Guai, ad esempio, a mostrare le conseguenze delle bombe intelligenti sulla popolazione civile: si potrebbe correre il rischio di vedersi rivolgere troppi interrogativi. Piuttosto, meglio dare risalto a tutto ciò che potrebbe invece essere utilizzato per giustificare la necessità di determinate scelte.

Anche nel caso di un'opera cinematografica, certamente, le immagini possono essere utilizzate per fini i più diversi.
La cinematografia americana, ad esempio, ha contribuito a far crescere generazioni intere con il mito del cowboy buono, portatore di progresso, costretto a difendersi dagli indiani brutti e cattivi; per non dire di tutta la cinematografia di guerra, con i super-tecnologici marine americani, per l'epoca, che muoiono tra mille sofferenze a causa dei metodi di guerra poco ortodossi utilizzati dai vietnamiti.
Giusto, quindi, prendere le distanze da un uso così spregiudicato della sofferenza, finalizzata soltanto a nascondere l'altra faccia della medaglia, la verità di chi non può testimoniare.
Ma in questi casi, appunto, ciò che viene messo in discussione non sono le scelte artistiche degli autori, ma la pretesa di chiamare scelte artistiche ciò che, invece, altro non è che una miserevole operazione di distorsione della storia.

Anche la passione di Gibson, chiaramente, potrebbe non essere esente da questa tentazione di voler raccontare in maniera parziale, utilizzando tutti gli strumenti che il mezzo cinematografico mette a disposizione per creare l'impatto emotivo giusto, per raggiungere scopi diversi dalla risposta al botteghino.
Ma anche se fosse, come già detto, il film non aggiunge nulla di nuovo se non la scelta artistica di far sentire sulla pelle degli spettatori, una ad una, tutte le sofferenze patite da Cristo.

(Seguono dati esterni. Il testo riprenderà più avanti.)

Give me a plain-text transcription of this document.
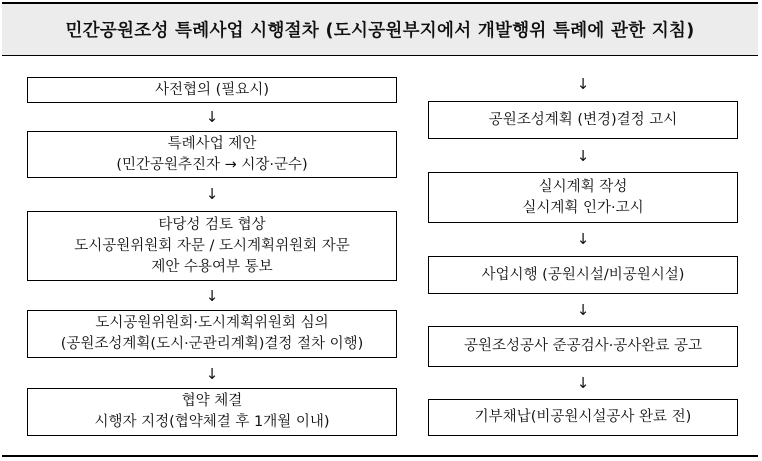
민간공원조성 특례사업 시행절차 (도시공원부지에서 개발행위 특례에 관한 지침)
사전협의 (필요시)
↓
특례사업 제안
(민간공원추진자 → 시장·군수)
↓
타당성 검토 협상
도시공원위원회 자문 / 도시계획위원회 자문
제안 수용여부 통보
↓
도시공원위원회·도시계획위원회 심의
(공원조성계획(도시·군관리계획)결정 절차 이행)
↓
협약 체결
시행자 지정(협약체결 후 1개월 이내)
↓
공원조성계획 (변경)결정 고시
↓
실시계획 작성
실시계획 인가·고시
↓
사업시행 (공원시설/비공원시설)
↓
공원조성공사 준공검사·공사완료 공고
↓
기부채납(비공원시설공사 완료 전)
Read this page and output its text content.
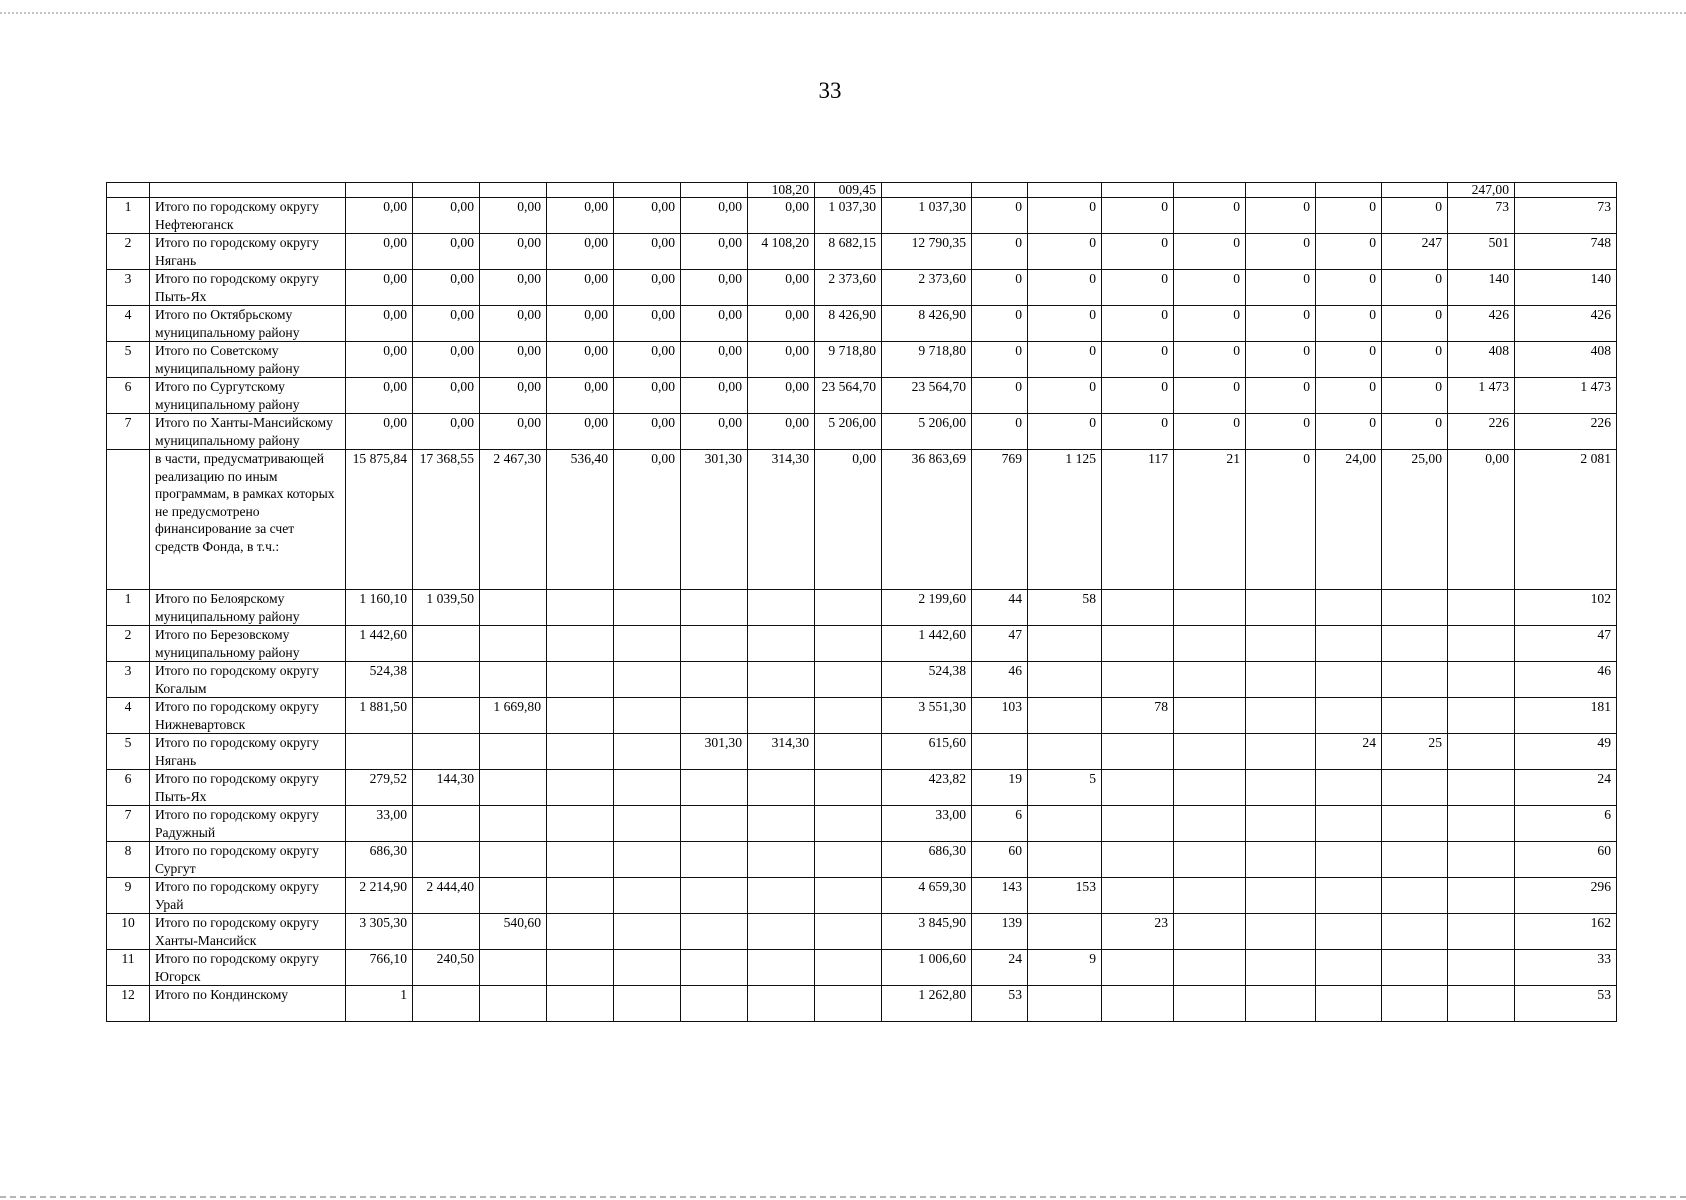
33
								108,20	009,45									247,00	
1	Итого по городскому округу Нефтеюганск	0,00	0,00	0,00	0,00	0,00	0,00	0,00	1 037,30	1 037,30	0	0	0	0	0	0	0	73	73
2	Итого по городскому округу Нягань	0,00	0,00	0,00	0,00	0,00	0,00	4 108,20	8 682,15	12 790,35	0	0	0	0	0	0	247	501	748
3	Итого по городскому округу Пыть-Ях	0,00	0,00	0,00	0,00	0,00	0,00	0,00	2 373,60	2 373,60	0	0	0	0	0	0	0	140	140
4	Итого по Октябрьскому муниципальному району	0,00	0,00	0,00	0,00	0,00	0,00	0,00	8 426,90	8 426,90	0	0	0	0	0	0	0	426	426
5	Итого по Советскому муниципальному району	0,00	0,00	0,00	0,00	0,00	0,00	0,00	9 718,80	9 718,80	0	0	0	0	0	0	0	408	408
6	Итого по Сургутскому муниципальному району	0,00	0,00	0,00	0,00	0,00	0,00	0,00	23 564,70	23 564,70	0	0	0	0	0	0	0	1 473	1 473
7	Итого по Ханты-Мансийскому муниципальному району	0,00	0,00	0,00	0,00	0,00	0,00	0,00	5 206,00	5 206,00	0	0	0	0	0	0	0	226	226
	в части, предусматривающей реализацию по иным программам, в рамках которых не предусмотрено финансирование за счет средств Фонда, в т.ч.:	15 875,84	17 368,55	2 467,30	536,40	0,00	301,30	314,30	0,00	36 863,69	769	1 125	117	21	0	24,00	25,00	0,00	2 081
1	Итого по Белоярскому муниципальному району	1 160,10	1 039,50							2 199,60	44	58							102
2	Итого по Березовскому муниципальному району	1 442,60								1 442,60	47								47
3	Итого по городскому округу Когалым	524,38								524,38	46								46
4	Итого по городскому округу Нижневартовск	1 881,50		1 669,80						3 551,30	103		78						181
5	Итого по городскому округу Нягань						301,30	314,30		615,60						24	25		49
6	Итого по городскому округу Пыть-Ях	279,52	144,30							423,82	19	5							24
7	Итого по городскому округу Радужный	33,00								33,00	6								6
8	Итого по городскому округу Сургут	686,30								686,30	60								60
9	Итого по городскому округу Урай	2 214,90	2 444,40							4 659,30	143	153							296
10	Итого по городскому округу Ханты-Мансийск	3 305,30		540,60						3 845,90	139		23						162
11	Итого по городскому округу Югорск	766,10	240,50							1 006,60	24	9							33
12	Итого по Кондинскому	1								1 262,80	53								53
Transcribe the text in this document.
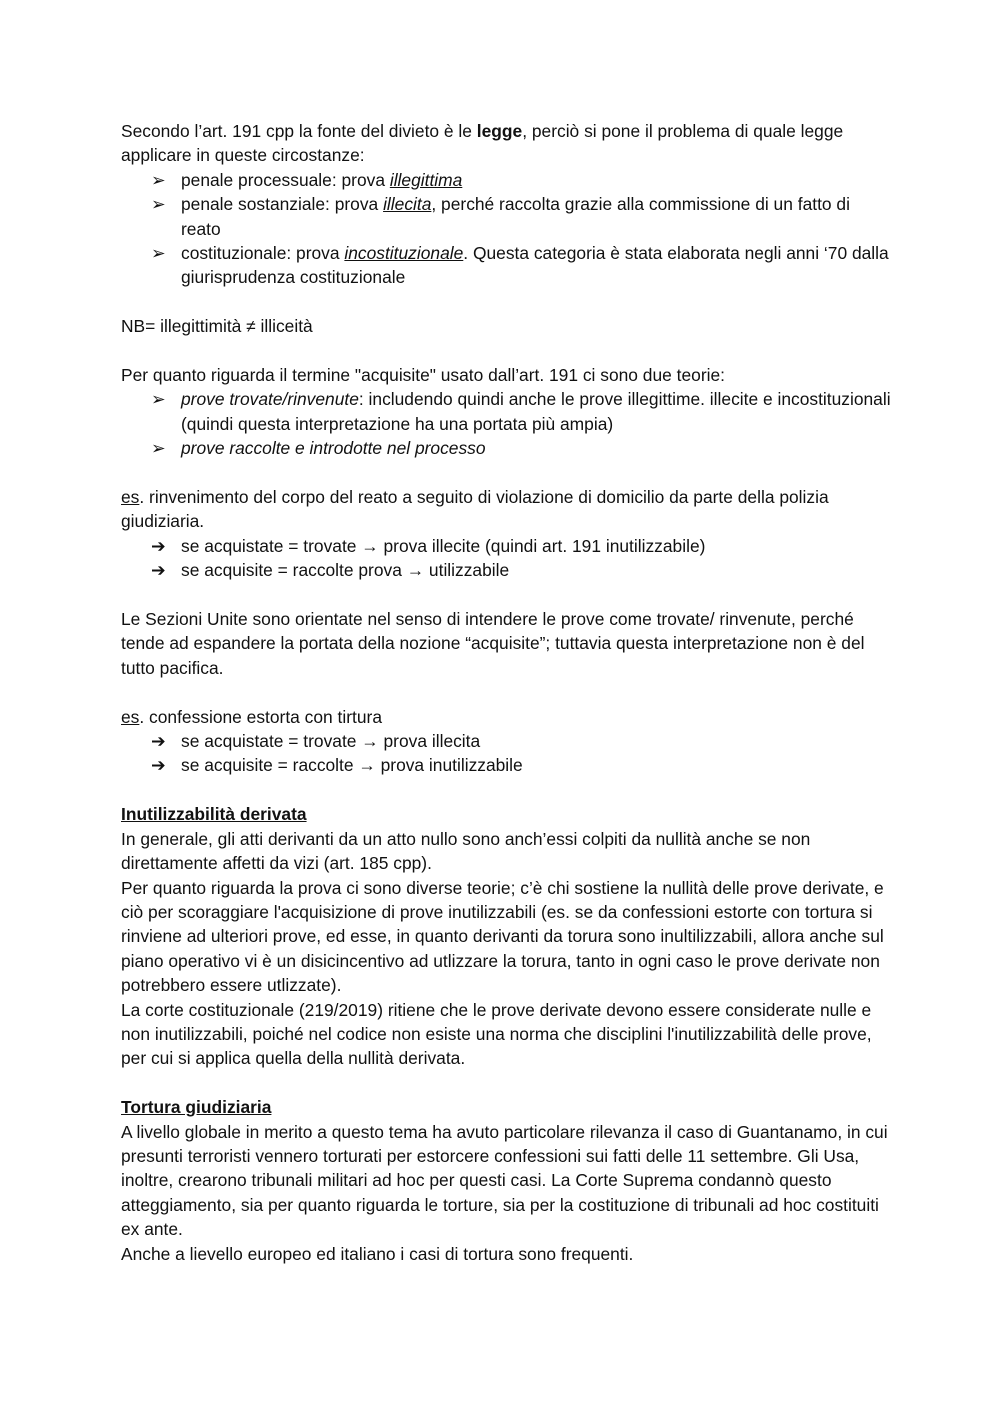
Secondo l’art. 191 cpp la fonte del divieto è le legge, perciò si pone il problema di quale legge applicare in queste circostanze:

➢ penale processuale: prova illegittima
➢ penale sostanziale: prova illecita, perché raccolta grazie alla commissione di un fatto di reato
➢ costituzionale: prova incostituzionale. Questa categoria è stata elaborata negli anni ‘70 dalla giurisprudenza costituzionale

NB= illegittimità ≠ illiceità

Per quanto riguarda il termine "acquisite" usato dall’art. 191 ci sono due teorie:

➢ prove trovate/rinvenute: includendo quindi anche le prove illegittime. illecite e incostituzionali (quindi questa interpretazione ha una portata più ampia)
➢ prove raccolte e introdotte nel processo

es. rinvenimento del corpo del reato a seguito di violazione di domicilio da parte della polizia giudiziaria.

➔ se acquistate = trovate → prova illecite (quindi art. 191 inutilizzabile)
➔ se acquisite = raccolte prova → utilizzabile

Le Sezioni Unite sono orientate nel senso di intendere le prove come trovate/ rinvenute, perché tende ad espandere la portata della nozione “acquisite”; tuttavia questa interpretazione non è del tutto pacifica.

es. confessione estorta con tirtura

➔ se acquistate = trovate → prova illecita
➔ se acquisite = raccolte → prova inutilizzabile

Inutilizzabilità derivata

In generale, gli atti derivanti da un atto nullo sono anch’essi colpiti da nullità anche se non direttamente affetti da vizi (art. 185 cpp).

Per quanto riguarda la prova ci sono diverse teorie; c’è chi sostiene la nullità delle prove derivate, e ciò per scoraggiare l'acquisizione di prove inutilizzabili (es. se da confessioni estorte con tortura si rinviene ad ulteriori prove, ed esse, in quanto derivanti da torura sono inultilizzabili, allora anche sul piano operativo vi è un disicincentivo ad utlizzare la torura, tanto in ogni caso le prove derivate non potrebbero essere utlizzate).

La corte costituzionale (219/2019) ritiene che le prove derivate devono essere considerate nulle e non inutilizzabili, poiché nel codice non esiste una norma che disciplini l'inutilizzabilità delle prove, per cui si applica quella della nullità derivata.

Tortura giudiziaria

A livello globale in merito a questo tema ha avuto particolare rilevanza il caso di Guantanamo, in cui presunti terroristi vennero torturati per estorcere confessioni sui fatti delle 11 settembre. Gli Usa, inoltre, crearono tribunali militari ad hoc per questi casi. La Corte Suprema condannò questo atteggiamento, sia per quanto riguarda le torture, sia per la costituzione di tribunali ad hoc costituiti ex ante.

Anche a lievello europeo ed italiano i casi di tortura sono frequenti.
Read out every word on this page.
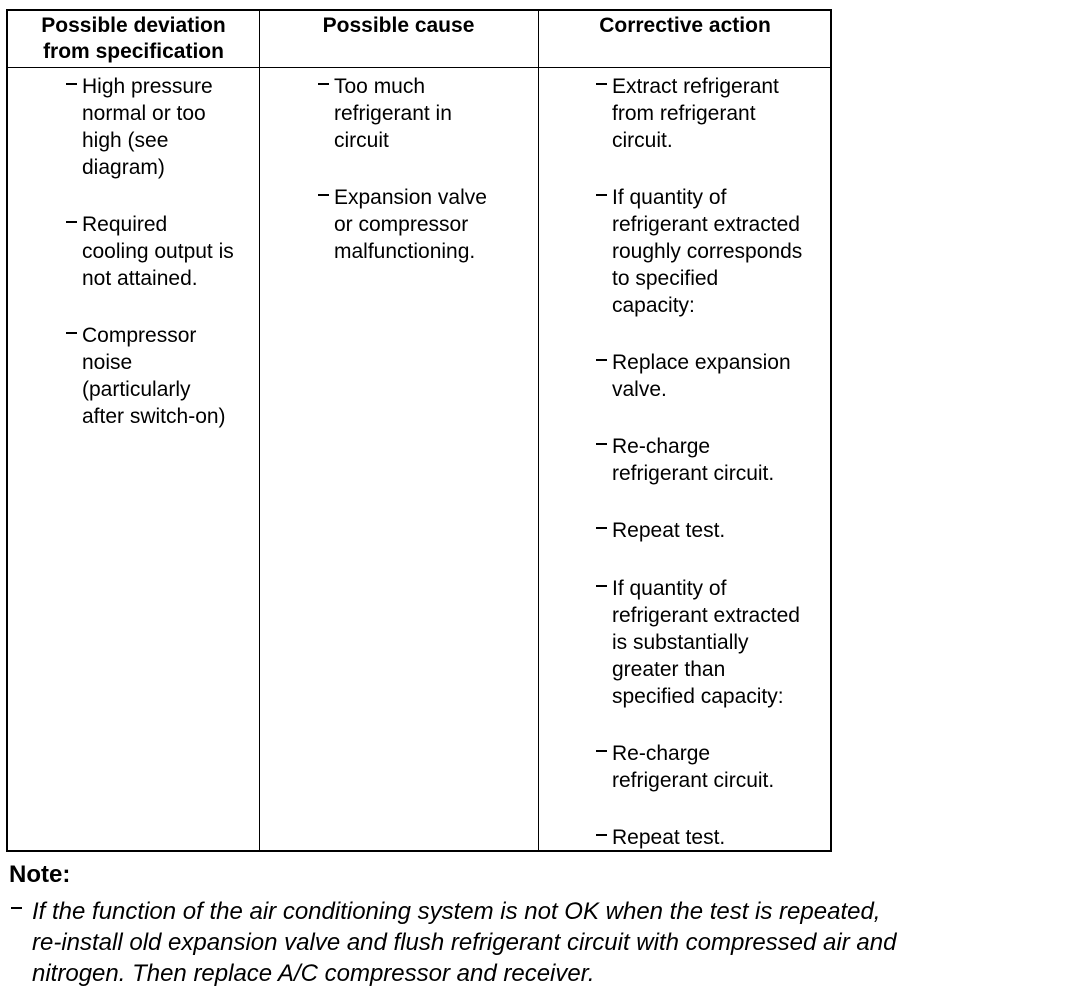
Possible deviation
from specification
Possible cause	Corrective action
High pressure
normal or too
high (see
diagram)
Required
cooling output is
not attained.
Compressor
noise
(particularly
after switch-on)
Too much
refrigerant in
circuit
Expansion valve
or compressor
malfunctioning.
Extract refrigerant
from refrigerant
circuit.
If quantity of
refrigerant extracted
roughly corresponds
to specified
capacity:
Replace expansion
valve.
Re-charge
refrigerant circuit.
Repeat test.
If quantity of
refrigerant extracted
is substantially
greater than
specified capacity:
Re-charge
refrigerant circuit.
Repeat test.
Note:
If the function of the air conditioning system is not OK when the test is repeated,
re-install old expansion valve and flush refrigerant circuit with compressed air and
nitrogen. Then replace A/C compressor and receiver.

Il film è volutamente violento perché si pone come obiettivo il voler raccontare una violenza che c'è stata e per la quale, a distanza di secoli, credenti o no, non possono esservi giustificazioni.
Ed eccola qui, quindi, la provocazione che il film produce, indipendentemente dalle reali intenzioni.
La violenza che vi si racconta è vera e i responsabili di quella violenza hanno un nome. Sentire quella violenza sulla pelle ha il risultato di far celebrare, nella mente di ognuno, un nuovo processo, con dei nuovi capi d'accusa, con dei nuovi imputati.
E tutto ciò, è da considerare un danno o un merito?
Da ateo, pur nella consapevolezza che nella testa del regista potrebbero nascondersi altre finalità, ho interpretato la passione di Gibson come un duro ed incisivo atto d'accusa nei confronti di ogni intolleranza religiosa.
Certamente, rivangare un passato fatto più dagli uomini che dalle sacre scritture, quali che siano, potrebbe non avere senso.
Potrebbe averlo, però, se tutto ciò potesse servire a non ripetere gli errori del passato.